Even if you still feel that anxiety feeling, let it be but follow your plan. Its like an intimating boss standing beside your shoulder. Keep doing what you have to do as if it was never their.

*Strengths*: Know your strengths, what are you good at or what qualities that sets you apart from others. Try to figure this out because this will help you out to put those things in the open to expand yourself but to also acquire new strengths. My strength is optimism, even when things go wrong I know something will come for the better. I'm able to see the tree from a long horizon that seems so far away. So in away its very important knowing this because it is sort of like a crutch.

Well, hoping this helps or gives some ideas to those who are still struggling with this. If you have any questions, I'll be happy to answer them. Much love <3.


----------



## panzimar (Oct 4, 2011)

That's excellent! Congrats!
This is a great list. I'm working through all of these things myself. Everything but the job one, I'm still working up the nerve for that one! I really think it would immerse me in social situations, and I need that constant interaction, because right now I'm doing it of my own volition which means a lot of dead ends.

 Thank you for sharing, I hope you're living a much more fullfilled life now


----------



## InMyDreams55 (Apr 1, 2011)

Thanks for sharing!


----------



## velvet1 (Aug 11, 2010)

panzimar said:


> That's excellent! Congrats!
> This is a great list. I'm working through all of these things myself. Everything but the job one, I'm still working up the nerve for that one! I really think it would immerse me in social situations, and I need that constant interaction, because right now I'm doing it of my own volition which means a lot of dead ends.
> 
> Thank you for sharing, I hope you're living a much more fullfilled life now


The job one is a tough one I must say, but if you keep going I'm sure you'll find one eventually.

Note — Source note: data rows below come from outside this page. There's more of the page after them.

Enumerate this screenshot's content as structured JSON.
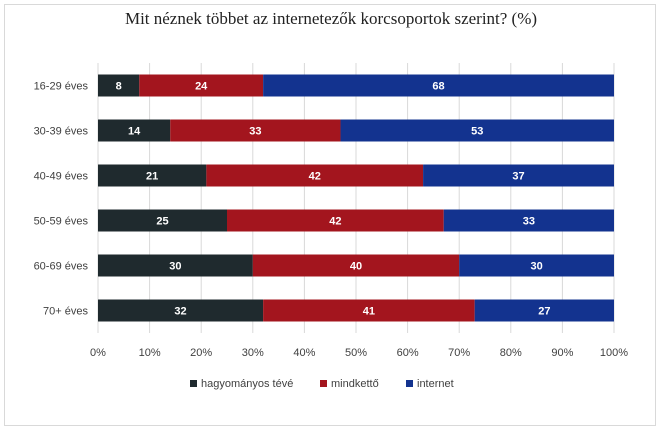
{
  "chart_data": {
    "type": "bar",
    "orientation": "horizontal",
    "stacked": true,
    "title": "Mit néznek többet az internetezők korcsoportok szerint? (%)",
    "categories": [
      "16-29 éves",
      "30-39 éves",
      "40-49 éves",
      "50-59 éves",
      "60-69 éves",
      "70+ éves"
    ],
    "series": [
      {
        "name": "hagyományos tévé",
        "color": "#1f2a2e",
        "values": [
          8,
          14,
          21,
          25,
          30,
          32
        ]
      },
      {
        "name": "mindkettő",
        "color": "#a3151e",
        "values": [
          24,
          33,
          42,
          42,
          40,
          41
        ]
      },
      {
        "name": "internet",
        "color": "#13338f",
        "values": [
          68,
          53,
          37,
          33,
          30,
          27
        ]
      }
    ],
    "xlim": [
      0,
      100
    ],
    "xticks": [
      "0%",
      "10%",
      "20%",
      "30%",
      "40%",
      "50%",
      "60%",
      "70%",
      "80%",
      "90%",
      "100%"
    ],
    "grid": true,
    "legend_position": "bottom"
  }
}
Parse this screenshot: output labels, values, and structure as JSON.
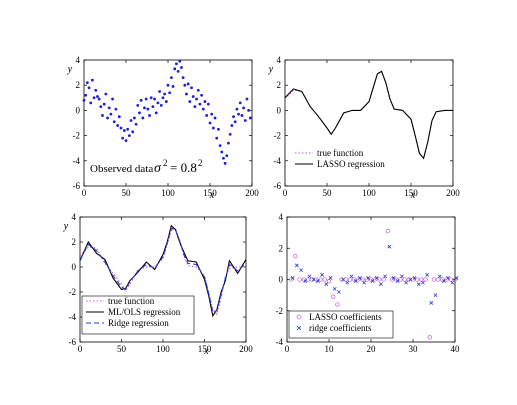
{
  "figure": {
    "panels": [
      {
        "id": "observed",
        "xlim": [
          0,
          200
        ],
        "ylim": [
          -6,
          4
        ],
        "xticks": [
          0,
          50,
          100,
          150,
          200
        ],
        "yticks": [
          -6,
          -4,
          -2,
          0,
          2,
          4
        ],
        "xlabel": "x",
        "ylabel": "y",
        "annotation": {
          "text": "Observed data",
          "symbol": "σ",
          "rest": "= 0.8",
          "exp": "2",
          "sym_exp": "2"
        }
      },
      {
        "id": "lasso",
        "xlim": [
          0,
          200
        ],
        "ylim": [
          -6,
          4
        ],
        "xticks": [
          0,
          50,
          100,
          150,
          200
        ],
        "yticks": [
          -6,
          -4,
          -2,
          0,
          2,
          4
        ],
        "xlabel": "x",
        "ylabel": "y",
        "legend": [
          "true function",
          "LASSO regression"
        ]
      },
      {
        "id": "ols_ridge",
        "xlim": [
          0,
          200
        ],
        "ylim": [
          -6,
          4
        ],
        "xticks": [
          0,
          50,
          100,
          150,
          200
        ],
        "yticks": [
          -6,
          -4,
          -2,
          0,
          2,
          4
        ],
        "xlabel": "x",
        "ylabel": "y",
        "legend": [
          "true function",
          "ML/OLS regression",
          "Ridge regression"
        ]
      },
      {
        "id": "coefficients",
        "xlim": [
          0,
          40
        ],
        "ylim": [
          -4,
          4
        ],
        "xticks": [
          0,
          10,
          20,
          30,
          40
        ],
        "yticks": [
          -4,
          -2,
          0,
          2,
          4
        ],
        "xlabel": "",
        "ylabel": "",
        "legend": [
          "LASSO coefficients",
          "ridge coefficients"
        ]
      }
    ]
  },
  "chart_data": [
    {
      "type": "scatter",
      "title": "",
      "xlabel": "x",
      "ylabel": "y",
      "xlim": [
        0,
        200
      ],
      "ylim": [
        -6,
        4
      ],
      "annotation": "Observed data σ² = 0.8²",
      "series": [
        {
          "color": "#1f1fd6",
          "x": [
            0,
            2,
            4,
            6,
            8,
            10,
            12,
            14,
            16,
            18,
            20,
            22,
            24,
            26,
            28,
            30,
            32,
            34,
            36,
            38,
            40,
            42,
            44,
            46,
            48,
            50,
            52,
            54,
            56,
            58,
            60,
            62,
            64,
            66,
            68,
            70,
            72,
            74,
            76,
            78,
            80,
            82,
            84,
            86,
            88,
            90,
            92,
            94,
            96,
            98,
            100,
            102,
            104,
            106,
            108,
            110,
            112,
            114,
            116,
            118,
            120,
            122,
            124,
            126,
            128,
            130,
            132,
            134,
            136,
            138,
            140,
            142,
            144,
            146,
            148,
            150,
            152,
            154,
            156,
            158,
            160,
            162,
            164,
            166,
            168,
            170,
            172,
            174,
            176,
            178,
            180,
            182,
            184,
            186,
            188,
            190,
            192,
            194,
            196,
            198
          ],
          "y": [
            0.8,
            1.2,
            2.2,
            1.8,
            0.6,
            2.4,
            1.0,
            1.6,
            1.1,
            0.9,
            0.3,
            -0.4,
            0.5,
            1.3,
            -0.6,
            0.2,
            -0.3,
            0.9,
            -0.9,
            0.1,
            -1.2,
            -0.5,
            -1.4,
            -2.2,
            -1.6,
            -2.4,
            -1.5,
            -2.0,
            -0.8,
            -1.7,
            -0.6,
            -1.1,
            0.4,
            -0.2,
            0.8,
            -0.6,
            0.2,
            0.9,
            0.1,
            -0.4,
            1.0,
            0.3,
            0.9,
            -0.2,
            0.6,
            1.5,
            0.4,
            1.0,
            1.3,
            0.7,
            2.0,
            1.4,
            2.6,
            1.9,
            3.3,
            3.7,
            3.1,
            3.9,
            3.4,
            2.6,
            2.0,
            1.3,
            2.1,
            0.7,
            1.8,
            1.1,
            0.3,
            0.9,
            1.6,
            0.5,
            1.2,
            0.1,
            0.7,
            -0.4,
            0.5,
            -1.0,
            -0.3,
            -1.4,
            -0.6,
            -2.2,
            -1.5,
            -2.8,
            -3.3,
            -3.8,
            -4.2,
            -3.6,
            -2.6,
            -1.9,
            -1.2,
            -0.5,
            -0.9,
            0.1,
            -0.3,
            0.6,
            -0.4,
            0.2,
            -0.8,
            0.9,
            0.0,
            -0.6
          ]
        }
      ]
    },
    {
      "type": "line",
      "xlabel": "x",
      "ylabel": "y",
      "xlim": [
        0,
        200
      ],
      "ylim": [
        -6,
        4
      ],
      "x": [
        0,
        10,
        20,
        30,
        40,
        50,
        55,
        60,
        70,
        80,
        90,
        100,
        105,
        110,
        115,
        120,
        125,
        130,
        140,
        150,
        155,
        160,
        165,
        170,
        175,
        180,
        190,
        200
      ],
      "series": [
        {
          "name": "true function",
          "style": "dotted",
          "color": "#c060c8",
          "y": [
            0.9,
            1.6,
            1.5,
            0.3,
            -0.5,
            -1.4,
            -1.9,
            -1.4,
            -0.2,
            0.0,
            0.0,
            0.7,
            1.8,
            2.9,
            3.1,
            2.2,
            0.9,
            0.1,
            0.0,
            -0.7,
            -2.0,
            -3.4,
            -3.8,
            -2.5,
            -0.8,
            -0.1,
            0.0,
            0.0
          ]
        },
        {
          "name": "LASSO regression",
          "style": "solid",
          "color": "#000000",
          "y": [
            1.0,
            1.7,
            1.5,
            0.3,
            -0.5,
            -1.4,
            -1.9,
            -1.4,
            -0.2,
            0.0,
            0.0,
            0.7,
            1.8,
            2.9,
            3.1,
            2.2,
            0.9,
            0.1,
            0.0,
            -0.7,
            -2.0,
            -3.4,
            -3.8,
            -2.5,
            -0.8,
            -0.1,
            0.0,
            0.0
          ]
        }
      ]
    },
    {
      "type": "line",
      "xlabel": "x",
      "ylabel": "y",
      "xlim": [
        0,
        200
      ],
      "ylim": [
        -6,
        4
      ],
      "x": [
        0,
        10,
        20,
        30,
        40,
        50,
        55,
        60,
        70,
        80,
        90,
        100,
        105,
        110,
        115,
        120,
        125,
        130,
        140,
        150,
        155,
        160,
        165,
        170,
        175,
        180,
        190,
        200
      ],
      "series": [
        {
          "name": "true function",
          "style": "dotted",
          "color": "#c060c8",
          "y": [
            0.9,
            1.6,
            1.5,
            0.3,
            -0.5,
            -1.4,
            -1.9,
            -1.4,
            -0.2,
            0.0,
            0.0,
            0.7,
            1.8,
            2.9,
            3.1,
            2.2,
            0.9,
            0.1,
            0.0,
            -0.7,
            -2.0,
            -3.4,
            -3.8,
            -2.5,
            -0.8,
            -0.1,
            0.0,
            0.0
          ]
        },
        {
          "name": "ML/OLS regression",
          "style": "solid",
          "color": "#000000",
          "y": [
            0.5,
            2.0,
            1.1,
            0.6,
            -0.9,
            -1.8,
            -1.7,
            -1.1,
            -0.4,
            0.4,
            -0.2,
            1.0,
            2.0,
            3.3,
            3.0,
            2.0,
            1.2,
            0.5,
            0.4,
            -1.0,
            -2.3,
            -3.9,
            -3.4,
            -2.0,
            -1.1,
            0.5,
            -0.5,
            0.6
          ]
        },
        {
          "name": "Ridge regression",
          "style": "dashed",
          "color": "#2a3fd6",
          "y": [
            0.6,
            1.8,
            1.3,
            0.4,
            -0.7,
            -1.6,
            -1.8,
            -1.2,
            -0.3,
            0.2,
            -0.1,
            0.8,
            1.9,
            3.1,
            3.0,
            2.1,
            1.0,
            0.3,
            0.2,
            -0.8,
            -2.1,
            -3.6,
            -3.5,
            -2.2,
            -0.9,
            0.2,
            -0.3,
            0.3
          ]
        }
      ]
    },
    {
      "type": "scatter",
      "xlabel": "",
      "ylabel": "",
      "xlim": [
        0,
        40
      ],
      "ylim": [
        -4,
        4
      ],
      "series": [
        {
          "name": "LASSO coefficients",
          "marker": "circle",
          "color": "#c060c8",
          "x": [
            1,
            2,
            3,
            4,
            5,
            6,
            7,
            8,
            9,
            10,
            11,
            12,
            13,
            14,
            15,
            16,
            17,
            18,
            19,
            20,
            21,
            22,
            23,
            24,
            25,
            26,
            27,
            28,
            29,
            30,
            31,
            32,
            33,
            34,
            35,
            36,
            37,
            38,
            39,
            40
          ],
          "y": [
            0,
            1.5,
            0,
            0,
            0,
            0,
            0,
            0,
            0,
            -0.1,
            -1.1,
            -1.6,
            0,
            0,
            0,
            0,
            0,
            0,
            0,
            0,
            0,
            0,
            0,
            3.1,
            0,
            0,
            0,
            0,
            0,
            0,
            0,
            0,
            0,
            -3.7,
            0,
            0,
            0,
            0,
            0,
            0
          ]
        },
        {
          "name": "ridge coefficients",
          "marker": "x",
          "color": "#2a3fd6",
          "x": [
            1,
            2,
            3,
            4,
            5,
            6,
            7,
            8,
            9,
            10,
            11,
            12,
            13,
            14,
            15,
            16,
            17,
            18,
            19,
            20,
            21,
            22,
            23,
            24,
            25,
            26,
            27,
            28,
            29,
            30,
            31,
            32,
            33,
            34,
            35,
            36,
            37,
            38,
            39,
            40
          ],
          "y": [
            0.1,
            0.9,
            0.6,
            -0.1,
            0.2,
            0.0,
            -0.1,
            0.3,
            -0.3,
            0.1,
            -0.6,
            -0.8,
            0.0,
            -0.2,
            0.2,
            -0.1,
            0.1,
            -0.2,
            0.1,
            -0.1,
            0.1,
            -0.3,
            0.2,
            2.1,
            0.1,
            -0.1,
            0.2,
            -0.2,
            0.0,
            0.1,
            -0.3,
            -0.2,
            0.3,
            -1.5,
            -1.0,
            0.2,
            -0.1,
            0.1,
            -0.2,
            0.1
          ]
        }
      ]
    }
  ]
}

I know because I still have trouble with interviews sometimes, it all depends. Sometimes I'm able to connect with the interviewer and other times it falls flat. Its true a job just put you out in the open, so it gets you out of your comfort zone. The more you repeat it, the more it becomes like second nature.

No problem, it is in a way just making me open up more and become more independent little by little. When I look back and seen where I'm now I can finally say I'm more confident in heading forward with my life.

Don't give up, keep going even if it seems like there might be a dead end they're always solutions.


----------



## JamesC (Feb 28, 2012)

Nice one well done!!


----------